Pero el salto al profesionalismo, lejos de empujar al barrio, lo licuó: Liberal dejó de competir en 1935 y Estudiantil en 1939, mientras que Alvear se alió a Unión de Caseros, una historia que luego devendría en el actual J. J. de Urquiza de la B Metropolitana. El caso de Almagro es modélico: terminó en el partido de Tres de Febrero, una migración al conurbano que también padecieron otros equipos nombrados por sus barrios porteños de origen: desde Chacarita en San Martín y Colegiales en Munro hasta Lugano en Tapiales y Liniers en San Justo. CABA invade GBA.
Lo que sucedió fue muy sencillo: la expansión del fútbol fue contemporánea a la de ese micro-barrio, que empezó a abrir nuevas calles que fueron mutilando las canchas preexistentes. Padilla cortó al medio la de Liberal, Pasaje del Parque la de Alvear, y la actual Jauretche las de Estudiantil y Almagro, también viviseccionada por la aparición de Portugal.
En ese transcurso desolador para el fulbito en Centenario, el potrero empezó a mover tierra a uno de los costados del Parque. Desde pibes que estaban en las Inferiores de un club hasta otros que no habían prosperado. También gente del barrio sin currículum ni pedigrí. Equipos de veteranos. Y hasta una especie de "selección" del potrero que se armó para jugar en un torneo. Ahí estuvo uno de los mitos máximos de ese campito: el Topo, quien la leyenda señala como el tipo que más goles hizo en esos arcos sobre avenida Patricias Argentinas.
Visto con óptica cenital, el potrero es uno de los pocos lugares del Parque donde no hay verde. Se impone esa tierra áspera. Y mágica.

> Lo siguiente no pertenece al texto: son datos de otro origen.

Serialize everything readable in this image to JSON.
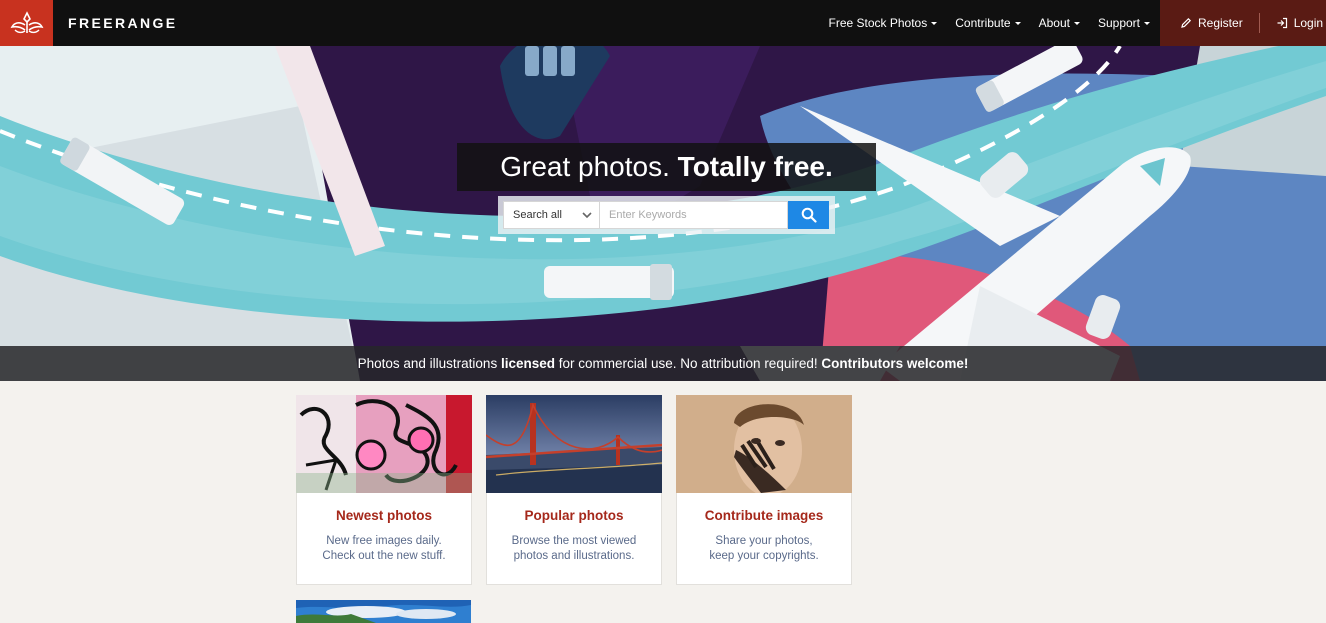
{
  "nav": {
    "brand": "FREERANGE",
    "logo_icon": "freerange-logo-icon",
    "menu": [
      {
        "label": "Free Stock Photos"
      },
      {
        "label": "Contribute"
      },
      {
        "label": "About"
      },
      {
        "label": "Support"
      }
    ],
    "register": "Register",
    "login": "Login"
  },
  "hero": {
    "headline_light": "Great photos. ",
    "headline_bold": "Totally free.",
    "search": {
      "select_value": "Search all",
      "placeholder": "Enter Keywords"
    },
    "tagline": {
      "part1": "Photos and illustrations ",
      "bold1": "licensed",
      "part2": " for commercial use. No attribution required! ",
      "bold2": "Contributors welcome!"
    }
  },
  "cards": [
    {
      "title": "Newest photos",
      "desc1": "New free images daily.",
      "desc2": "Check out the new stuff."
    },
    {
      "title": "Popular photos",
      "desc1": "Browse the most viewed",
      "desc2": "photos and illustrations."
    },
    {
      "title": "Contribute images",
      "desc1": "Share your photos,",
      "desc2": "keep your copyrights."
    }
  ],
  "colors": {
    "brand_red": "#c8321f",
    "auth_bg": "#5a1b14",
    "card_title": "#a5281b",
    "search_button": "#1e88e5"
  }
}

Frente a la imponente fachada del Hospital Naval, con sus ojos de buey y parasoles amarillos como pestañas, el tiempo alumbró en ese potrero un recinto sagrado: el último de su especie en Buenos Aires.

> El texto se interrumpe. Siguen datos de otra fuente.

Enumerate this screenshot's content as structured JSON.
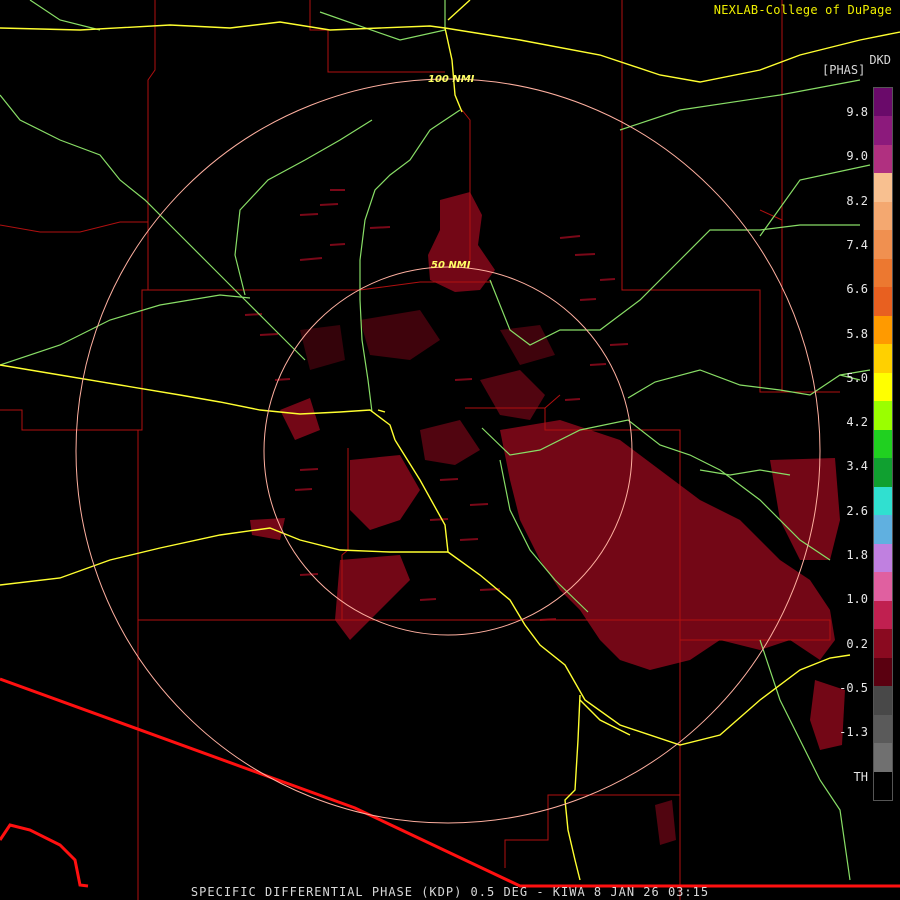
{
  "credit": "NEXLAB-College of DuPage",
  "footer": "SPECIFIC DIFFERENTIAL PHASE (KDP) 0.5 DEG - KIWA 8 JAN 26 03:15",
  "legend": {
    "product": "DKD",
    "unit": "[PHAS]",
    "ticks": [
      "9.8",
      "9.0",
      "8.2",
      "7.4",
      "6.6",
      "5.8",
      "5.0",
      "4.2",
      "3.4",
      "2.6",
      "1.8",
      "1.0",
      "0.2",
      "-0.5",
      "-1.3",
      "TH"
    ],
    "colors": [
      "#6a0a6a",
      "#8c1a7c",
      "#b03080",
      "#f8c090",
      "#f4a870",
      "#f09050",
      "#ec7830",
      "#e86020",
      "#ff9a00",
      "#ffd000",
      "#ffff00",
      "#9aff00",
      "#20d020",
      "#10a030",
      "#30e0d0",
      "#60b0e0",
      "#c080e0",
      "#e060a0",
      "#c02050",
      "#8a0a20",
      "#5a0010",
      "#484848",
      "#5a5a5a",
      "#707070",
      "#000000"
    ]
  },
  "rings": {
    "inner_label": "50 NMI",
    "outer_label": "100 NMI"
  },
  "colors": {
    "state_border": "#ff1010",
    "county_line": "#b01010",
    "highway": "#ffff30",
    "road": "#88dd66",
    "range_ring": "#ffb0a0",
    "kdp_echo": "#7a0818"
  }
}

El último potrero de tierra –un problema cuando llueve, el mismo de siempre–, libre y gratuito. Sin árbitro ni horarios. Salvo los del Parque, que desde hace unos años se cierra a la noche. En esa enrejada frenética, el potrero quedó arrinconado entre cuatro altos alambrados. Dicen que lo hicieron para que la pelota no se vaya a cualquier lado. Es cierto. Pero también fue una forma de cercar un lugar que se resistió a desaparecer.
El Parque Centenario tuvo numerosas reformas en sus 111 años. Y varias veces se quiso usar el espacio del potrero para otras finalidades. Achicarlo. Incluso pavimentarlo. La alambrada parece ser una especie de armisticio: un respeto final a ese potrero en tiempos de reurbanizaciones extrañas con Starbucks en plazas, mucho cemento y cámaras por todos lados. Un potrero con botines, zapatillas, camisetas de distintos colores y un árbol que los futbolistas esquivan respetuosamente.